Письмо по апрельским снегопадам

К пасхе потеплело совсем, бабы намазали куличи взбитыми белками, понесли в церкви. Покрасили яйца луковой шелухой и напечатали петрушкой куриные узоры на гладких, не рябых боках. Попы надели платья, стали брызгать своим семенем коленоприкланенных баб у своих ног в новых, заломаных платках, шатать на нитке бус чашку с пахучей жижей. Мужики подобрались поясами, выткаными красными слезками и начесали бороды. По утрам встает дымка над садами окропившемися белой пеной соцветий. Хорошо весной в глубинке, пахнет скотом, травой, пирожками и молоком. Приехали б вы что ли, Натан Николаевич, в праздники то народ гульбанит, добро все, жирно. Блаженные лютуют, их запирают в задних комнатах, они стонут по ночам, поют ведьмацкие песни бабам, что нагими зажимают между ног черенки лопат, вил да веников и сигают с перекрестков в цветение жизни. Весна, пора цветения, гуляния, тонких границ между явью и навью.

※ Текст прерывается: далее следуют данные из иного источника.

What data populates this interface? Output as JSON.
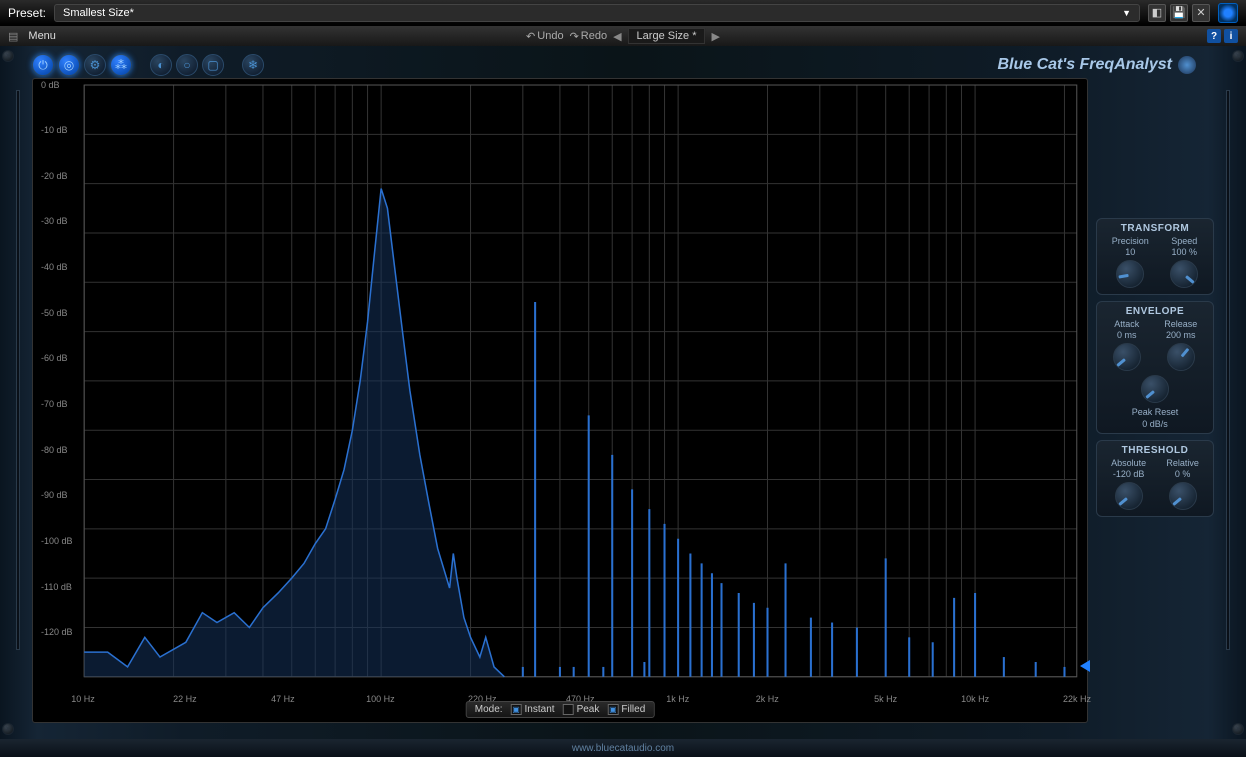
{
  "preset": {
    "label": "Preset:",
    "value": "Smallest Size*"
  },
  "menu": {
    "menu_label": "Menu",
    "undo_label": "Undo",
    "redo_label": "Redo",
    "size_label": "Large Size *"
  },
  "title": "Blue Cat's FreqAnalyst",
  "chart": {
    "type": "spectrum",
    "background_color": "#000000",
    "grid_color": "#333333",
    "curve_color": "#2a70d0",
    "fill_color": "rgba(20,50,90,0.55)",
    "y_axis": {
      "min": -120,
      "max": 0,
      "step": 10,
      "unit": "dB",
      "labels": [
        "0 dB",
        "-10 dB",
        "-20 dB",
        "-30 dB",
        "-40 dB",
        "-50 dB",
        "-60 dB",
        "-70 dB",
        "-80 dB",
        "-90 dB",
        "-100 dB",
        "-110 dB",
        "-120 dB"
      ]
    },
    "x_axis": {
      "scale": "log",
      "min": 10,
      "max": 22000,
      "labels": [
        "10 Hz",
        "22 Hz",
        "47 Hz",
        "100 Hz",
        "220 Hz",
        "470 Hz",
        "1k Hz",
        "2k Hz",
        "5k Hz",
        "10k Hz",
        "22k Hz"
      ],
      "positions": [
        10,
        22,
        47,
        100,
        220,
        470,
        1000,
        2000,
        5000,
        10000,
        22000
      ]
    },
    "curve_points": [
      [
        10,
        -115
      ],
      [
        12,
        -115
      ],
      [
        14,
        -118
      ],
      [
        16,
        -112
      ],
      [
        18,
        -116
      ],
      [
        22,
        -113
      ],
      [
        25,
        -107
      ],
      [
        28,
        -109
      ],
      [
        32,
        -107
      ],
      [
        36,
        -110
      ],
      [
        40,
        -106
      ],
      [
        45,
        -103
      ],
      [
        50,
        -100
      ],
      [
        55,
        -97
      ],
      [
        60,
        -93
      ],
      [
        65,
        -90
      ],
      [
        70,
        -84
      ],
      [
        75,
        -78
      ],
      [
        80,
        -70
      ],
      [
        85,
        -60
      ],
      [
        90,
        -48
      ],
      [
        95,
        -34
      ],
      [
        100,
        -21
      ],
      [
        105,
        -25
      ],
      [
        110,
        -35
      ],
      [
        118,
        -50
      ],
      [
        125,
        -62
      ],
      [
        135,
        -75
      ],
      [
        145,
        -85
      ],
      [
        155,
        -94
      ],
      [
        170,
        -102
      ],
      [
        175,
        -95
      ],
      [
        180,
        -100
      ],
      [
        190,
        -108
      ],
      [
        200,
        -112
      ],
      [
        215,
        -116
      ],
      [
        225,
        -112
      ],
      [
        240,
        -118
      ],
      [
        260,
        -120
      ]
    ],
    "harmonic_spikes": [
      [
        300,
        -118
      ],
      [
        330,
        -44
      ],
      [
        400,
        -118
      ],
      [
        445,
        -118
      ],
      [
        500,
        -67
      ],
      [
        560,
        -118
      ],
      [
        600,
        -75
      ],
      [
        700,
        -82
      ],
      [
        770,
        -117
      ],
      [
        800,
        -86
      ],
      [
        900,
        -89
      ],
      [
        1000,
        -92
      ],
      [
        1100,
        -95
      ],
      [
        1200,
        -97
      ],
      [
        1300,
        -99
      ],
      [
        1400,
        -101
      ],
      [
        1600,
        -103
      ],
      [
        1800,
        -105
      ],
      [
        2000,
        -106
      ],
      [
        2300,
        -97
      ],
      [
        2800,
        -108
      ],
      [
        3300,
        -109
      ],
      [
        4000,
        -110
      ],
      [
        5000,
        -96
      ],
      [
        6000,
        -112
      ],
      [
        7200,
        -113
      ],
      [
        8500,
        -104
      ],
      [
        10000,
        -103
      ],
      [
        12500,
        -116
      ],
      [
        16000,
        -117
      ],
      [
        20000,
        -118
      ]
    ],
    "marker_db": -118
  },
  "mode": {
    "label": "Mode:",
    "instant": {
      "label": "Instant",
      "checked": true
    },
    "peak": {
      "label": "Peak",
      "checked": false
    },
    "filled": {
      "label": "Filled",
      "checked": true
    }
  },
  "panels": {
    "transform": {
      "title": "TRANSFORM",
      "precision": {
        "label": "Precision",
        "value": "10",
        "rotation": -100
      },
      "speed": {
        "label": "Speed",
        "value": "100 %",
        "rotation": 130
      }
    },
    "envelope": {
      "title": "ENVELOPE",
      "attack": {
        "label": "Attack",
        "value": "0 ms",
        "rotation": -130
      },
      "release": {
        "label": "Release",
        "value": "200 ms",
        "rotation": 40
      },
      "peak_reset": {
        "label": "Peak Reset",
        "value": "0 dB/s",
        "rotation": -130
      }
    },
    "threshold": {
      "title": "THRESHOLD",
      "absolute": {
        "label": "Absolute",
        "value": "-120 dB",
        "rotation": -130
      },
      "relative": {
        "label": "Relative",
        "value": "0 %",
        "rotation": -130
      }
    }
  },
  "footer": {
    "url": "www.bluecataudio.com"
  }
}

Вернулся и я из своих вечных дорог, из города-государства Ватикана, полный густого кофе, пустых сплетен и святости. Вернулся к простоте и свету, не ломкому, тягучему, утреннему. Вышел на чуть влажный пролесок, закусил веточку с терпким соком, прошелся до речки что замерзает по зиме, зачерпнул в ладони воды кристальной, сладкой, живой, с запахом тины и погнивших животных что не пережили холода. Омыл руки, высыпал с рукава в дань жемчуга чтоб пророс к осени. Прошел дальше, через чертову пустошь, кинул россыпью бабьи кораловы бусины, погладил кота-баюна, почесал за теплым, нагретом на солнце  ухом, выпил рыбьего молока из холодной крынки что подала ученица старухи ведуньи, выйдя из прохладной черноты приземистой избы. Прошел по подлеску, по пастбищу, любуясь лощадьми, по полю, влажному, с горячей, дышащей плотью земли. Поднялся на холм деревни, потянул носом воздух, почуяв странное. Как запах плавленного золота, осоки, сдавленного перед грозовой тошнотой вечера. Пошел по запаху, чувствуя как неспокойно, давяще грустно, тошно, и словно скулит кто сквозь обычные сельские звуки.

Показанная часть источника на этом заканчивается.